As is well known that N-nitroso-N-methylurethane (NNNMU) causes acute lung injury (ALI) in experimental animals. And ALI caused by NNNMU is very similar to ARDS in human being in its pathology and progress. In its context, we investigated the pathogenetic mechanism of ARDS associated with oxidative stress by neutrophils in Sprague-Dawley rat model of NNNMU-induced ALI. NNNMU had increased lung weight/body weight ratio (L/B ratio), lung myeloperoxidase (MPO) activity, protein content and number of neutrophils in bronchoalveolar fluid (BALF) compared with those of control rat (p<0.001, respectively).

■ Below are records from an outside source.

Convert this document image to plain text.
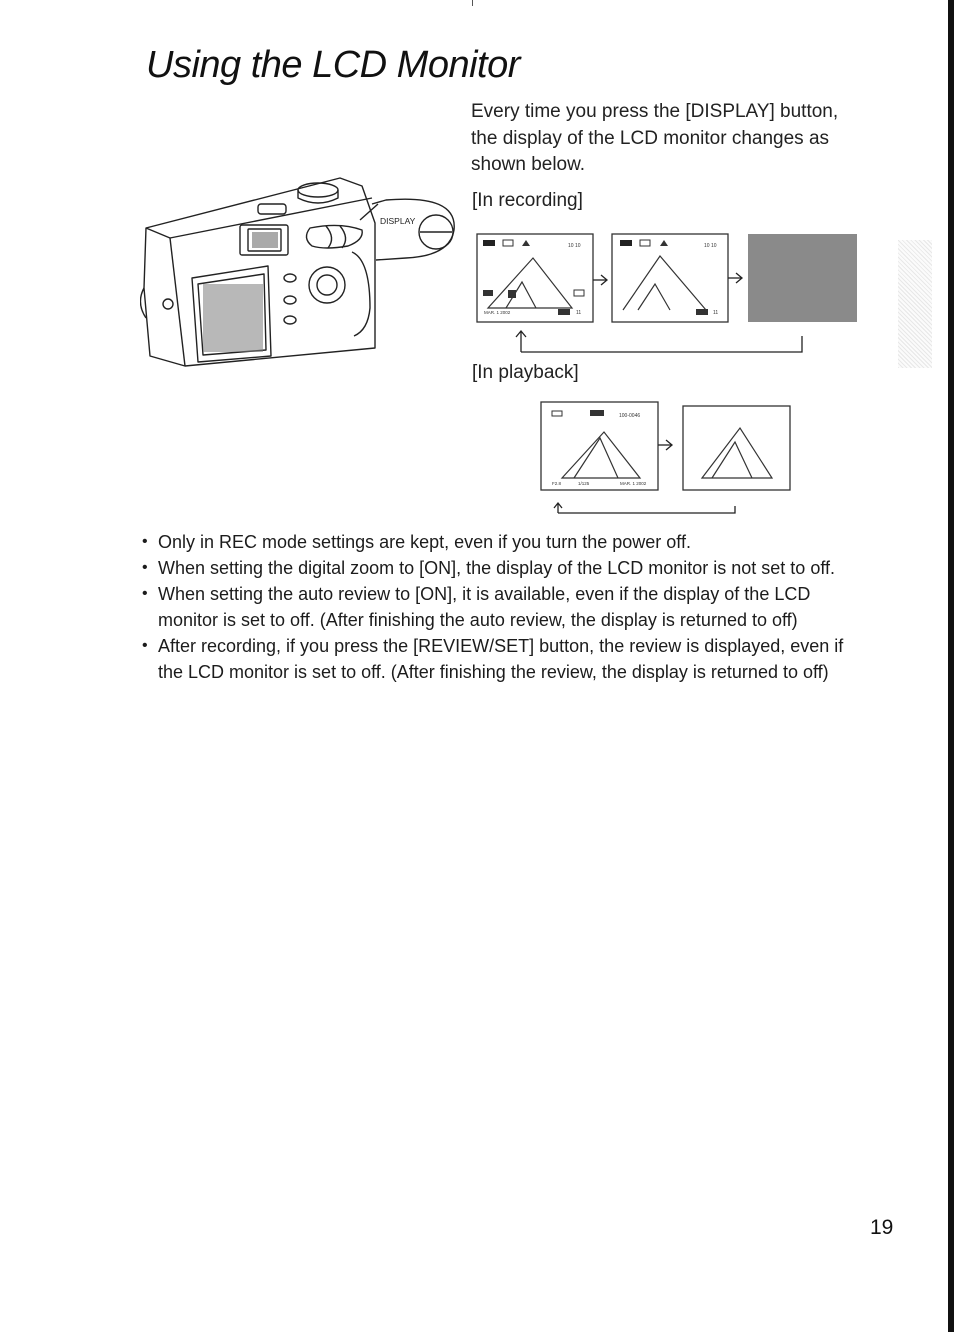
Using the LCD Monitor

Every time you press the [DISPLAY] button, the display of the LCD monitor changes as shown below.

DISPLAY

[In recording]

10 10
MAR. 1 2002	11
10 10
11

[In playback]

100-0046
F2.8	1/125	MAR. 1 2002
• Only in REC mode settings are kept, even if you turn the power off.
• When setting the digital zoom to [ON], the display of the LCD monitor is not set to off.
• When setting the auto review to [ON], it is available, even if the display of the LCD monitor is set to off. (After finishing the auto review, the display is returned to off)
• After recording, if you press the [REVIEW/SET] button, the review is displayed, even if the LCD monitor is set to off. (After finishing the review, the display is returned to off)
19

In contrast, the amount of pulmonary surfactant in BALF was decreased by NNNMU (p<0.001). Morphologically, light microscopic examination denoted pathological findings such as formation of hyaline membrane, infiltration of neutrophils and perivascular cuffing in the lungs of NNNMU-treated rats. In addition, ultrastructural changes such as the necrosis of endothelial cells, swelling and vacuolization of lamellar bodies of alveolar type II cells, and the degeneration of pulmonary surfactant were identified after treatment of NNNMU. Very interestingly, cerium chloride electron microscopic cytochemistry showed that NNNMU had increased the production of cerrous-peroxide granules in the lung, which signified the increased production of hydrogen peroxide in the lung. Collectively, we conclude that NNNMU causes acute lung leak by the mechanism of neutrophilic oxidative stress of the lung.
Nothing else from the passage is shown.